Ich verdrehe die Augen und er schenkt mir eines seiner verdammt sexy Lächeln, das seine natürliche Attraktivität unterstreicht.
"Aber damit du siehst, dass ich nicht so bin wie du, antworte ich dir", er beugt sich ein wenig vor und stützt nun seine Arme auf die Knie, "ich suche keinen anderen Platz, weil es mir genauso viel Spaß macht, meinen Onkel zu ärgern, wie ich dich ärgere."
Ich schüttle den Kopf, sage aber nichts mehr, denn ich habe nicht die Absicht, meine Worte an einen Schwachkopf wie ihn zu verschwenden.
Allarik steht auf und verschwindet für ein paar Augenblicke hinter einer der Türen seines Zimmers, er kommt mit etwas in der Hand wieder heraus und hält es mir hin, ich nehme es und öffne es dann. Es ist ein schwarzes T-Shirt.
"Du wirst es bequemer haben, wenn du damit schläfst."

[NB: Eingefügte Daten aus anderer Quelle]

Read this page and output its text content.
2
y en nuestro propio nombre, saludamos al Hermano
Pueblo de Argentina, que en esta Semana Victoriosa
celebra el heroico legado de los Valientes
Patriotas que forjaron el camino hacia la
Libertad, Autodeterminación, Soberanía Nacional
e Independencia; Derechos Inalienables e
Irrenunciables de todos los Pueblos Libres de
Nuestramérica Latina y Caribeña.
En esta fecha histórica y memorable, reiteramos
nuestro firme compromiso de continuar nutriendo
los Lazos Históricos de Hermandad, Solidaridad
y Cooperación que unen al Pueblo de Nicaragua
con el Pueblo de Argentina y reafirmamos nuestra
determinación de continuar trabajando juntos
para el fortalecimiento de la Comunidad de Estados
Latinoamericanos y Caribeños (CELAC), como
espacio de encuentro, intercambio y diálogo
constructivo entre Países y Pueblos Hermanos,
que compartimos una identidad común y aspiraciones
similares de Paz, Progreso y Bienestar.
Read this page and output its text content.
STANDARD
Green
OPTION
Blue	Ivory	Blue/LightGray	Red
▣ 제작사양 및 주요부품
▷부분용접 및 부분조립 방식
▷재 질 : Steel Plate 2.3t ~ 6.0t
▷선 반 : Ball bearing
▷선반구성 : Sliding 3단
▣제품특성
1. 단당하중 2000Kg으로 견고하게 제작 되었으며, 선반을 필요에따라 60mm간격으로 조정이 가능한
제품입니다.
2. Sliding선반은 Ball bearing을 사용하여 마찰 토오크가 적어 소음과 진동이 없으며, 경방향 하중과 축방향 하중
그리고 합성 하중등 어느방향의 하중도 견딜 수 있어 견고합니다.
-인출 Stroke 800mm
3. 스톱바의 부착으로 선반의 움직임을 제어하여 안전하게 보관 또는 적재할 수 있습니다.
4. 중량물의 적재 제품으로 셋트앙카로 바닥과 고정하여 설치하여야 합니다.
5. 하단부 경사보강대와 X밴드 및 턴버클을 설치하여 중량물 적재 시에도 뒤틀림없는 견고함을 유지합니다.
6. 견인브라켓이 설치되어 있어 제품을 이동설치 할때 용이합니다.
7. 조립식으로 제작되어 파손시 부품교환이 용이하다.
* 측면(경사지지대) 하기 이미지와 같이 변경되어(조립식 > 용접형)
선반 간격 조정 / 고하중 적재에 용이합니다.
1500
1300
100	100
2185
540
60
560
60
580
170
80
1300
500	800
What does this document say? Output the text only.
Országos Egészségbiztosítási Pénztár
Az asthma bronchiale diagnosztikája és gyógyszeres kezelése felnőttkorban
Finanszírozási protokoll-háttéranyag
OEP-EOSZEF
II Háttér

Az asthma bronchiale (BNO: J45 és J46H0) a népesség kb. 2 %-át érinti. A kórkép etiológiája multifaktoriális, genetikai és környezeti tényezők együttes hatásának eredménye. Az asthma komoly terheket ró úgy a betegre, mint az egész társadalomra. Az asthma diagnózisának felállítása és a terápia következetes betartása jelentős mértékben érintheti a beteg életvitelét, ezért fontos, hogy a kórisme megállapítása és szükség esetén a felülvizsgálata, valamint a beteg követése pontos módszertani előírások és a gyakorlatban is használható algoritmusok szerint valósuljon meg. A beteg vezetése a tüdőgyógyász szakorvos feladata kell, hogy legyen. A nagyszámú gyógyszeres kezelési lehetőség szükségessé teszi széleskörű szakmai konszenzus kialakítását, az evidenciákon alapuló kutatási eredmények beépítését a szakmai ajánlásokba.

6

Ich stehe von der Couch auf und schließe einen Träger meines Kleides, Allarik hat sich nicht von der Stelle gerührt und beobachtet mich wie eine Katze.
"Ich brauche Privatsphäre", sage ich und reiße meine Augen weit auf, woraufhin er lacht.
"Entspann dich, ich habe schon bessere Körper als deinen gesehen", erklärt er und setzt sich lässig auf das Bett, während er sein Hemd auszieht, was mich ärgert, "ich glaube nicht, dass ich etwas verpasse."
"Ach ja?", frage ich in verführerischem Tonfall.
Vorsichtig ziehe ich den anderen Träger meines Kleides herunter und lasse es den ganzen Körper hinuntergleiten, bis es auf den Boden fällt, wobei meine Brüste nackt herausragen, weil ich keinen BH getragen habe und der kleine Tanga, den ich trage, sehr freizügig ist.
Allarik bleibt an Ort und Stelle stehen und wendet seinen Blick keinen Moment von mir ab, meine Wangen brennen vor Verlegenheit, dass er mich sieht, aber ich will ihm zeigen, wozu ich fähig bin.
"Was ist los, Allarik, hat die Maus deine Zunge verschluckt?", krächze ich mit einem bösen Grinsen und sehe amüsiert zu, wie sein Gartenapfel zu Boden fällt, "ich bin doch gar nicht interessant, oder?"
Allarik steht vom Bett auf, und mit zwei Schritten habe ich ihn vor mir, er packt mich am Hals, ohne mich zu verletzen, und knallt mich mit dem Rücken gegen die Wand.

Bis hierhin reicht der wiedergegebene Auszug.